10 As the rain and the snow
    come down from heaven,
and do not return to it
    without watering the earth
and making it bud and flourish,
    so that it yields seed for the sower and bread for the eater,
11 so is my word that goes out from my mouth:
    It will not return to me empty,
but will accomplish what I desire
    and achieve the purpose for which I sent it.

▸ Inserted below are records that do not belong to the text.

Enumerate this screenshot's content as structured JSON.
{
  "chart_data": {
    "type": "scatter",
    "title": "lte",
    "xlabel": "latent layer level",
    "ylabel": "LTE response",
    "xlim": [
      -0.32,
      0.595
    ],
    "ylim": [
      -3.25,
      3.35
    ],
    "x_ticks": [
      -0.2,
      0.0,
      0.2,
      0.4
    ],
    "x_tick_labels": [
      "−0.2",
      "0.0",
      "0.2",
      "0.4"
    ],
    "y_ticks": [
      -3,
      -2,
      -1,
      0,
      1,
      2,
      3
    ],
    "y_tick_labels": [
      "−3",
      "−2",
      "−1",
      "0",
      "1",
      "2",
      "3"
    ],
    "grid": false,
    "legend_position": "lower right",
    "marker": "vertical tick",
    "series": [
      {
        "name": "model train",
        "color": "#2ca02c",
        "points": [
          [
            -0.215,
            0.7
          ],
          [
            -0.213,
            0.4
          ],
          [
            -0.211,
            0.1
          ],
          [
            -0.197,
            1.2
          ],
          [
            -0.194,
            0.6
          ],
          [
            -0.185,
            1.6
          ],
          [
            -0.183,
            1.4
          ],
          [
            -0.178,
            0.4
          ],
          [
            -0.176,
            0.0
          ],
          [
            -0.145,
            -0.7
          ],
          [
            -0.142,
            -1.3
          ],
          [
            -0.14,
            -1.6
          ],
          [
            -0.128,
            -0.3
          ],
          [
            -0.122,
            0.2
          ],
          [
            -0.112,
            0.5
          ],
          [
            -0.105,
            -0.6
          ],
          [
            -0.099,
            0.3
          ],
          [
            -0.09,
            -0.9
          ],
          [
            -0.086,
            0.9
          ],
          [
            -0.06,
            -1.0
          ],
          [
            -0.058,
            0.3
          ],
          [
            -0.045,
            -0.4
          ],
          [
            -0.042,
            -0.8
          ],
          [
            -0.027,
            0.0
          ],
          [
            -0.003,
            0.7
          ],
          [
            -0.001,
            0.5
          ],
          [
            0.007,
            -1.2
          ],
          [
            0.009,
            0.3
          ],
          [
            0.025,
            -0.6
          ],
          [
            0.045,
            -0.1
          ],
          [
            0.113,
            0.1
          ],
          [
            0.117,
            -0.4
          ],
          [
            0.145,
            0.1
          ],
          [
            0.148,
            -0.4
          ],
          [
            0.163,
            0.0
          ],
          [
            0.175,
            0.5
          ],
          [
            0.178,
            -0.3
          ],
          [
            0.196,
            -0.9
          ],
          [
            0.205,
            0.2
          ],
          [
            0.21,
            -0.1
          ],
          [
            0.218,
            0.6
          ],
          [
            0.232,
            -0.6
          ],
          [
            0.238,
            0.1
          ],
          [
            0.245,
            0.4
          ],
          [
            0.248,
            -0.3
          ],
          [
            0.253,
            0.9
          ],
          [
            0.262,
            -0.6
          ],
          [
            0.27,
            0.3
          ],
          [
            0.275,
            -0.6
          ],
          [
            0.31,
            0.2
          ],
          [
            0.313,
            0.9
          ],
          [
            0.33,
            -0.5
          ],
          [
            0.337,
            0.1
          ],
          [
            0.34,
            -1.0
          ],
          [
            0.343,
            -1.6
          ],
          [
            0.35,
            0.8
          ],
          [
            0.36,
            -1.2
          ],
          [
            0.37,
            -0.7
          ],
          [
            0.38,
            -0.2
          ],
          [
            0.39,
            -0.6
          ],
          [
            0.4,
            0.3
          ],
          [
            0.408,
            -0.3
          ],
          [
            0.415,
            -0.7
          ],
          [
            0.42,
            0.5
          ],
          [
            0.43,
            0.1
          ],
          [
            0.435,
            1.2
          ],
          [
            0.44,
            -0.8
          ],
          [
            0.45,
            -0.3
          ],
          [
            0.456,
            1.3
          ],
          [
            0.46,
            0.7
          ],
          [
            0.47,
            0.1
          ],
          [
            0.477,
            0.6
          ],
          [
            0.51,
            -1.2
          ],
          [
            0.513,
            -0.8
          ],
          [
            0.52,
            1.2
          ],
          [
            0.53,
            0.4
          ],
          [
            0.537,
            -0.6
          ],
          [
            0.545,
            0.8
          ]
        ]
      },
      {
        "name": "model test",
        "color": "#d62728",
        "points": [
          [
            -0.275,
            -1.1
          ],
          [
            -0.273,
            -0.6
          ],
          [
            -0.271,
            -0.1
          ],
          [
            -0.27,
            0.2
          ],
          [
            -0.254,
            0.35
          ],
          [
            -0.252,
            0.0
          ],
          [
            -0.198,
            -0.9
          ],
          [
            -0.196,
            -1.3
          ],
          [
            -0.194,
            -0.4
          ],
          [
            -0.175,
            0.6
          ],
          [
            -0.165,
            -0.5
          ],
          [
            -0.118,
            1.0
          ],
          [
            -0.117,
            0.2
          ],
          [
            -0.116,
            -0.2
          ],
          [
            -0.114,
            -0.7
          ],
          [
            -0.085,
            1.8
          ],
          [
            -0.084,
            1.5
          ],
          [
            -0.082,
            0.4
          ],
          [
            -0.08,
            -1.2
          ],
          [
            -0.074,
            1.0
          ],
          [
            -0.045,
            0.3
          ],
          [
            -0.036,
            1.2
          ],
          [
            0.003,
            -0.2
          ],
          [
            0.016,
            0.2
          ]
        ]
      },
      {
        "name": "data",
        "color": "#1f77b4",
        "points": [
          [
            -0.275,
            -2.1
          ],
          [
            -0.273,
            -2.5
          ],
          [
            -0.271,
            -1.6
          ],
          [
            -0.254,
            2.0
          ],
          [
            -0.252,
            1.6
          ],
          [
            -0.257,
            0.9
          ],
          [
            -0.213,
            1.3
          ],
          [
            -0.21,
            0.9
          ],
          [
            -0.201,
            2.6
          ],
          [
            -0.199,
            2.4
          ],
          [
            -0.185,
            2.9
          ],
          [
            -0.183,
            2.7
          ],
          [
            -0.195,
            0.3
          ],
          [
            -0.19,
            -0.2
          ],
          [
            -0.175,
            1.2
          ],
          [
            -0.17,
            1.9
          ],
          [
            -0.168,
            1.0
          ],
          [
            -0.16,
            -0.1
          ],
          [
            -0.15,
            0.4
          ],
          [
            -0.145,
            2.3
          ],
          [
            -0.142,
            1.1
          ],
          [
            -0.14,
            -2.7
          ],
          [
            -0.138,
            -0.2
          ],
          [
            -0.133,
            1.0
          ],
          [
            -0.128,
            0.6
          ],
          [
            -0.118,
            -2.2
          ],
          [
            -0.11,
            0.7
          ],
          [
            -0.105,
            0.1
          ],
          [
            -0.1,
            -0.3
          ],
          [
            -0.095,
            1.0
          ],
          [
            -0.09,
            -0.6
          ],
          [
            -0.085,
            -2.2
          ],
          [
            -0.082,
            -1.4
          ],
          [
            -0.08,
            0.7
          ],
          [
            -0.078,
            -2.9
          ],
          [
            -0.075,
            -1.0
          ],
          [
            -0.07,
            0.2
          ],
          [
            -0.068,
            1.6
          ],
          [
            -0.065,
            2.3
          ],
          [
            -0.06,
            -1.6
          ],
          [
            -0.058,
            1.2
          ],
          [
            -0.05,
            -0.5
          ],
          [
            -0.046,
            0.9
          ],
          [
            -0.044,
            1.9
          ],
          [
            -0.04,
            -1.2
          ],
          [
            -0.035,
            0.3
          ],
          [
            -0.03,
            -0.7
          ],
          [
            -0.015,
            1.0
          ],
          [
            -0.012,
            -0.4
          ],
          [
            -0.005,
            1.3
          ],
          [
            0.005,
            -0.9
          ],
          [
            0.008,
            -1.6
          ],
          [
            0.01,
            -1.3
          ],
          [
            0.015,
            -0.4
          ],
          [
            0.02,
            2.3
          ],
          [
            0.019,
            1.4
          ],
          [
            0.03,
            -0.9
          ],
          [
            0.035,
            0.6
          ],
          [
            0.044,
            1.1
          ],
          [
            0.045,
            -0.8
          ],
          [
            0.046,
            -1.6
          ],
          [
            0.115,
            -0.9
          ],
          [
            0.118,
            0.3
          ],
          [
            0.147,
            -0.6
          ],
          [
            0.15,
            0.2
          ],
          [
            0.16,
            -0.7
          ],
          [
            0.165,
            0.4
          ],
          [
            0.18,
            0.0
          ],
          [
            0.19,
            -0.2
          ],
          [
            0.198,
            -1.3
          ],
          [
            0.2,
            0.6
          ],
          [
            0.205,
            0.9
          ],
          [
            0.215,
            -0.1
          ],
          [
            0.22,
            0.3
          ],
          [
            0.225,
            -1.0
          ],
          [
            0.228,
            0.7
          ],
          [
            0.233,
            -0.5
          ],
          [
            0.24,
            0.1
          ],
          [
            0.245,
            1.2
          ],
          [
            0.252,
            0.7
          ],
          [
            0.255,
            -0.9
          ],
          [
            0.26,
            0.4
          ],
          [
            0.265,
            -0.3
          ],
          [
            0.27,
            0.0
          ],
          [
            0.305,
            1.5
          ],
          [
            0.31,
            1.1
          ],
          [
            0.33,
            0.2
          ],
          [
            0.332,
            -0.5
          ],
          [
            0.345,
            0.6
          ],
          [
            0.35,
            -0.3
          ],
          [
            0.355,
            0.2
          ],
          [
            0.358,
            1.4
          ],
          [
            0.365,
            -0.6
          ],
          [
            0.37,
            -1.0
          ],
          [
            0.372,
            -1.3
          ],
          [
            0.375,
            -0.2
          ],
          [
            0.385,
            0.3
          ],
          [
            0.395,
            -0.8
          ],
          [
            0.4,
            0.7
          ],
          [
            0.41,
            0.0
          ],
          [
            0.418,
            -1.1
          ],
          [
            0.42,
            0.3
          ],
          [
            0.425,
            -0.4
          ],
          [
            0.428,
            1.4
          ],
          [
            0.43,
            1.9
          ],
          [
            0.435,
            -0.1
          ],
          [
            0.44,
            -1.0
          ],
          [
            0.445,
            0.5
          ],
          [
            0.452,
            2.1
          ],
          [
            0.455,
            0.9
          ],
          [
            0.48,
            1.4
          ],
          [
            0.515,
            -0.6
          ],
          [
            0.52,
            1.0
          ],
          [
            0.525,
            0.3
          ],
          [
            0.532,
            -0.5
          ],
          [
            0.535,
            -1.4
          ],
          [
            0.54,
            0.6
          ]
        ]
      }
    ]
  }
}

We need the snow to irrigate our land for the summer growing season and fall harvest. Be thankful for the snow. Just as God’s word feeds our souls, so we can do His will. 

Paula

Friday, December 16, 2016

Advent

Advent
Here we are in the third week of Advent. Here in NH we have snow on the ground and it’s freezing cold. 8 degrees right now and -7 this morning. We love the snow because it’s a Christmas tradition the “White Christmas”.
The other day I was watching an EWTN show “Conversations with Cardinal Dolan” and Elizabeth Ficocelli was a guest author and speaker who talked about the season of Advent. Elizabeth talked about her Six Tips to keep the Advent Season Holy. She uses the word Advent as an acronym for her tips.

A= Adoration, spend time with God in the presence of the Eucharist.
D= Divine Word, spend time with the holy scripture.
V= Virgin Mary, remember who is the model of virtue and Christian discipline and our intercessor with Jesus. 
E= Examination of the conscious, be sure to get to confession before Christmas
N= Neighborly, what can you do for others this Advent season? Give to the poor, charity etc. We are the hands, feet and heart of Jesus.
T=Traditions, celebrate through participating in Advent traditions, Jesse tree, advent wreath, special foods, music, lights on your house or window sills, etc.